The Australian Department of Foreign Affairs and Trade (DFAT) awarded a $400,000 grant to Griffith University researchers to develop a network of energy-efficient smart sensors that will help Vietnam combat flooding.

The project aims to create a web of micro-sensors spread throughout Ho Chi Minh (HCM) City to monitor flood levels in real-time. Associate Professor Dzung Dao, Head of Mechanical Engineering and Industrial Design, is leading the project along with Saigon Hi-Tech Park Labs and the University of Southern Queensland.

Dao noted that HCM City, which is the largest city in Vietnam, faces weekly deluges of floodwater that severely impacts more than 60% of its citizens and causes severe economic loss every year. The first step to overcoming the problem is developing a sensory system throughout the city that monitors water levels to find out exactly where and when it is flooding.

Several flood detection systems have been tried in the past, but as these used cameras and conventional sensors and communication systems they were costly and had power consumption issues, he noted.

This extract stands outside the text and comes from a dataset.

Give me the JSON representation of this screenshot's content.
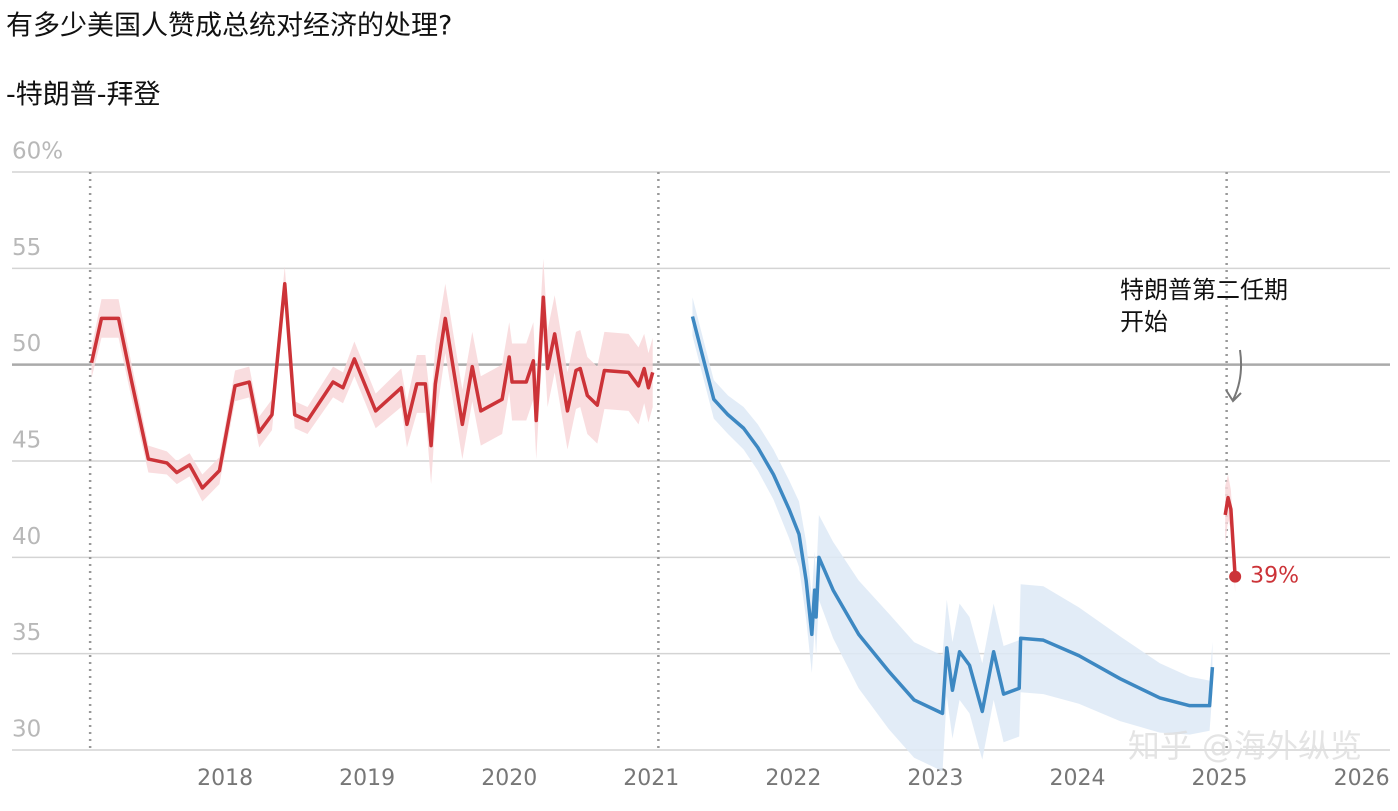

As per news reports, the energy-efficient wireless sensor network will use tiny nano-sensors, that can be mass-produced for a fraction of the cost and with significantly lower power consumption. Hundreds of these sensors deployed on land and in rivers will wirelessly feed flood information back to a hub on the internet creating a smart long-range sensor network.

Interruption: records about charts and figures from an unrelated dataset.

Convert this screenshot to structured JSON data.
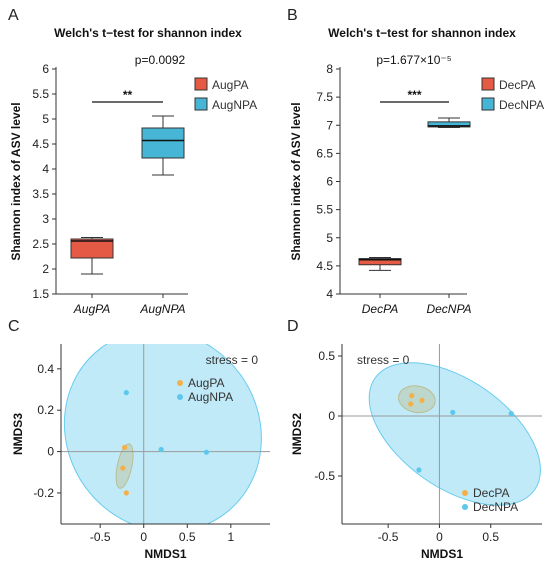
{
  "panels": [
    {
      "letter": "A",
      "title": "Welch's t−test for shannon index",
      "pvalue": "p=0.0092",
      "sig": "**"
    },
    {
      "letter": "B",
      "title": "Welch's t−test for shannon index",
      "pvalue": "p=1.677×10⁻⁵",
      "sig": "***"
    },
    {
      "letter": "C",
      "stress": "stress = 0"
    },
    {
      "letter": "D",
      "stress": "stress = 0"
    }
  ],
  "colors": {
    "red": "#e45a45",
    "blue": "#47b6d6",
    "orange": "#f3b04a",
    "cyan": "#5cc8ec"
  },
  "chart_data": [
    {
      "type": "box",
      "title": "Welch's t−test for shannon index",
      "ylabel": "Shannon index of ASV level",
      "ylim": [
        1.5,
        6
      ],
      "yticks": [
        "1.5",
        "2",
        "2.5",
        "3",
        "3.5",
        "4",
        "4.5",
        "5",
        "5.5",
        "6"
      ],
      "categories": [
        "AugPA",
        "AugNPA"
      ],
      "legend": [
        "AugPA",
        "AugNPA"
      ],
      "boxes": [
        {
          "name": "AugPA",
          "min": 1.9,
          "q1": 2.22,
          "median": 2.56,
          "q3": 2.6,
          "max": 2.63
        },
        {
          "name": "AugNPA",
          "min": 3.88,
          "q1": 4.22,
          "median": 4.57,
          "q3": 4.82,
          "max": 5.06
        }
      ],
      "annotation": {
        "pvalue": "p=0.0092",
        "significance": "**"
      }
    },
    {
      "type": "box",
      "title": "Welch's t−test for shannon index",
      "ylabel": "Shannon index of ASV level",
      "ylim": [
        4,
        8
      ],
      "yticks": [
        "4",
        "4.5",
        "5",
        "5.5",
        "6",
        "6.5",
        "7",
        "7.5",
        "8"
      ],
      "categories": [
        "DecPA",
        "DecNPA"
      ],
      "legend": [
        "DecPA",
        "DecNPA"
      ],
      "boxes": [
        {
          "name": "DecPA",
          "min": 4.42,
          "q1": 4.52,
          "median": 4.61,
          "q3": 4.63,
          "max": 4.65
        },
        {
          "name": "DecNPA",
          "min": 6.96,
          "q1": 6.97,
          "median": 6.99,
          "q3": 7.06,
          "max": 7.13
        }
      ],
      "annotation": {
        "pvalue": "p=1.677×10⁻⁵",
        "significance": "***"
      }
    },
    {
      "type": "scatter",
      "xlabel": "NMDS1",
      "ylabel": "NMDS3",
      "xlim": [
        -0.95,
        1.45
      ],
      "ylim": [
        -0.35,
        0.52
      ],
      "xticks": [
        "-0.5",
        "0",
        "0.5",
        "1"
      ],
      "yticks": [
        "-0.2",
        "0",
        "0.2",
        "0.4"
      ],
      "stress": "stress = 0",
      "series": [
        {
          "name": "AugPA",
          "points": [
            [
              -0.22,
              0.02
            ],
            [
              -0.24,
              -0.08
            ],
            [
              -0.2,
              -0.2
            ]
          ],
          "ellipse": {
            "cx": -0.22,
            "cy": -0.07,
            "rx": 0.26,
            "ry": 0.035,
            "angle": -78
          }
        },
        {
          "name": "AugNPA",
          "points": [
            [
              -0.2,
              0.285
            ],
            [
              0.2,
              0.01
            ],
            [
              0.72,
              -0.003
            ]
          ],
          "ellipse": {
            "cx": 0.22,
            "cy": 0.1,
            "rx": 1.1,
            "ry": 0.5,
            "angle": -36
          }
        }
      ]
    },
    {
      "type": "scatter",
      "xlabel": "NMDS1",
      "ylabel": "NMDS2",
      "xlim": [
        -0.95,
        1.0
      ],
      "ylim": [
        -0.9,
        0.6
      ],
      "xticks": [
        "-0.5",
        "0",
        "0.5"
      ],
      "yticks": [
        "-0.5",
        "0",
        "0.5"
      ],
      "stress": "stress = 0",
      "series": [
        {
          "name": "DecPA",
          "points": [
            [
              -0.27,
              0.17
            ],
            [
              -0.28,
              0.1
            ],
            [
              -0.17,
              0.13
            ]
          ],
          "ellipse": {
            "cx": -0.22,
            "cy": 0.14,
            "rx": 0.18,
            "ry": 0.11,
            "angle": 10
          }
        },
        {
          "name": "DecNPA",
          "points": [
            [
              0.13,
              0.03
            ],
            [
              0.7,
              0.02
            ],
            [
              -0.2,
              -0.45
            ]
          ],
          "ellipse": {
            "cx": 0.15,
            "cy": -0.15,
            "rx": 0.95,
            "ry": 0.45,
            "angle": 35
          }
        }
      ]
    }
  ]
}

The team discovered that as the sensors get smaller, they start to take on interesting properties. They get increasingly sensitive to changes in the environment and get stronger, Dao explained. The hot and humid weather, heavy rain, and high outflow from rivers, urbanised areas, and obsoleted sewage systems also leads to poor performance and lifespan for flood detection sensors. However, the new, tiny silicon carbide sensors are robust enough to withstand a long deployment in these harsh environments.

The internet-linked sensor network will act as an early flood detection and warning system. It will assist emergency services and warn citizens in the city via a mobile phone application, helping people avoid flooded areas and mitigating human and economic losses in HCM City.

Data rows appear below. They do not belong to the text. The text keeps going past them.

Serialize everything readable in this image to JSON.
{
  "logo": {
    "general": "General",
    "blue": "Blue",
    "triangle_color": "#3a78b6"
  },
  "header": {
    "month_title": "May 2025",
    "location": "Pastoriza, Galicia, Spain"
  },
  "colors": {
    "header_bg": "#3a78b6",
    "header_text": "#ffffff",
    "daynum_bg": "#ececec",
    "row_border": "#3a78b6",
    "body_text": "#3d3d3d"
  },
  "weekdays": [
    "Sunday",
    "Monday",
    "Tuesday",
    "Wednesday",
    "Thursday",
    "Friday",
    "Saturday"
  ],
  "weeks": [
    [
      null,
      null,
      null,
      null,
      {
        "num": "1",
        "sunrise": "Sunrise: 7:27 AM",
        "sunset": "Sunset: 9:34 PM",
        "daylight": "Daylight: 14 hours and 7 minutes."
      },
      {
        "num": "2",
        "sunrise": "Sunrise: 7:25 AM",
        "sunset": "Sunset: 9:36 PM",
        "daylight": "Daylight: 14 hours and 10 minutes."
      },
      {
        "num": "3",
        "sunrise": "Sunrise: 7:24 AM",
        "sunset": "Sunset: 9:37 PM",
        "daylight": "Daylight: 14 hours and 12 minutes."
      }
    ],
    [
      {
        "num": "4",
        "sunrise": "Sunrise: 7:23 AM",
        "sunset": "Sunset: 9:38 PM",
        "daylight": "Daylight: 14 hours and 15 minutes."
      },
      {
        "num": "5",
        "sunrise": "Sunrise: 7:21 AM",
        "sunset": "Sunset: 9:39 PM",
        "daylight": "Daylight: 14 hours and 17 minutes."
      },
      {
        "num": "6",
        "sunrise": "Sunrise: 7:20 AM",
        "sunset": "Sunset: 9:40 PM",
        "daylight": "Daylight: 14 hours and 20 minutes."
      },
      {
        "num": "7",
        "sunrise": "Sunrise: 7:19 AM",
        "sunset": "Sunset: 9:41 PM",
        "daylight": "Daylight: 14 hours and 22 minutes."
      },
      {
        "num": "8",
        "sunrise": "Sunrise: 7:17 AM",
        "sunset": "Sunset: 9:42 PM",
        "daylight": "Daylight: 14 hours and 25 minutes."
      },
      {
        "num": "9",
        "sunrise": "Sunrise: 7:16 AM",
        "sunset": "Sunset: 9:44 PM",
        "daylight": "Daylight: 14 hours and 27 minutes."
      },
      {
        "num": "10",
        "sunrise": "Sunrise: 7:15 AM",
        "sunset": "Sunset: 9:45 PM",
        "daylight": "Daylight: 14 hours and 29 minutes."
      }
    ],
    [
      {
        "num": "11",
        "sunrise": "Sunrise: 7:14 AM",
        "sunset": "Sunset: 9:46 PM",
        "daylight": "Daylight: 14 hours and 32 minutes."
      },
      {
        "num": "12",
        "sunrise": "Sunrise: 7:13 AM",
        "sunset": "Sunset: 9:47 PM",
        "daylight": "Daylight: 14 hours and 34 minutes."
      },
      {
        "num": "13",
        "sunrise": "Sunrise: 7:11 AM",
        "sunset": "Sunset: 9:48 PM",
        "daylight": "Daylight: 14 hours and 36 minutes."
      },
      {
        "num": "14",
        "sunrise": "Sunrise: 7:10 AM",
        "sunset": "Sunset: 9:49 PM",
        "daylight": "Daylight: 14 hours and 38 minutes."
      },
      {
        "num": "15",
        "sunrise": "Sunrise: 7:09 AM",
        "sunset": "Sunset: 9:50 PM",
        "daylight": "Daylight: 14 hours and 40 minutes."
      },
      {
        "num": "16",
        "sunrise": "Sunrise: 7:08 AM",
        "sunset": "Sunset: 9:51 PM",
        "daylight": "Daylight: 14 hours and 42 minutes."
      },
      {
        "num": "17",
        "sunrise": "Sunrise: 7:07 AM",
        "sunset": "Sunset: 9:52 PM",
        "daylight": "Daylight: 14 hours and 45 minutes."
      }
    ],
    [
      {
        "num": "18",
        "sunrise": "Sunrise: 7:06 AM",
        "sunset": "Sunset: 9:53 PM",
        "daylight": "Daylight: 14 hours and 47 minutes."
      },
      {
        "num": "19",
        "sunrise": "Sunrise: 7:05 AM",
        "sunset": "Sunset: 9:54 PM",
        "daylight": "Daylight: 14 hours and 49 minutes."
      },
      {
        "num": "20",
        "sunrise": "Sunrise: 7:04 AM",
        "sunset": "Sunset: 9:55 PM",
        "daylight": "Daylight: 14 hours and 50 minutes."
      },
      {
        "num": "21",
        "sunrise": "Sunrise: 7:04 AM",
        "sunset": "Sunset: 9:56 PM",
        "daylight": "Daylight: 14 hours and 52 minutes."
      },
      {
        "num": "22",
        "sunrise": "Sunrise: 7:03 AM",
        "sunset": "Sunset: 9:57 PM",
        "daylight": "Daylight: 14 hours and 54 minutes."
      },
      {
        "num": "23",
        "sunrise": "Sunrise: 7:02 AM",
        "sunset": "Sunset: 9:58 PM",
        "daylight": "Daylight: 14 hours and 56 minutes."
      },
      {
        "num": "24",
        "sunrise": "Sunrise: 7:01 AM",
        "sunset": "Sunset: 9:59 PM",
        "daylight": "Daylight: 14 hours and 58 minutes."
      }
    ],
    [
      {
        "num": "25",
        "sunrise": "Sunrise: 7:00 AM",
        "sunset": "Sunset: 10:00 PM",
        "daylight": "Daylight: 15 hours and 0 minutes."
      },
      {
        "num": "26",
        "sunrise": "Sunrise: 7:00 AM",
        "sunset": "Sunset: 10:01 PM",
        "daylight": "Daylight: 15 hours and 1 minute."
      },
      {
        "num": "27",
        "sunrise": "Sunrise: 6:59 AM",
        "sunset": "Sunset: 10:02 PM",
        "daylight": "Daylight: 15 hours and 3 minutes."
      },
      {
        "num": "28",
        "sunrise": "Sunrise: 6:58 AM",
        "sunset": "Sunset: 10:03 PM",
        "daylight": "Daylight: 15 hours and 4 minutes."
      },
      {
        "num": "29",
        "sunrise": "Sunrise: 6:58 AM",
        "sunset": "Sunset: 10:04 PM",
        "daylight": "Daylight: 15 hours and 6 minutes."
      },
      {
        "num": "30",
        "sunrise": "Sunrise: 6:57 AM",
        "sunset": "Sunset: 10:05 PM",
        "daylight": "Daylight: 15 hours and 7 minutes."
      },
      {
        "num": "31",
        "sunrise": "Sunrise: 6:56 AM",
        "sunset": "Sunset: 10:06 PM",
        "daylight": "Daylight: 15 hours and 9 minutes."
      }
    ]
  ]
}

The sensor network is also the essential first step to developing an automated response system for the prevention of local flooding in the city using stormwater drainage infrastructure to capture, divert, or pump water to less flooded areas. Once the team has a proof-of-concept of the smart monitoring network in HCM City, it envisions similar systems being installed in further regions of Vietnam and other countries also affected by economically crippling flooding.

Vietnam has been pushing for more energy-conscious solutions and recently launched the online EVNSOLAR platform for roof-top solar power.

As OpenGov Asia reported, EVNSOLAR provides comprehensive solutions for potential investors, including both households and enterprises, in developing rooftop solar power. Customers will have easier access to contractors who can offer reasonable prices, as well as banks and financial organisations that provide credit support solutions.

The contractors joining the platform must commit to providing products and services that meet the quality of German evaluation standards. Soon, the platform will be developed for mobile applications and its tools and technologies will be further improved to promote connection and interaction among users.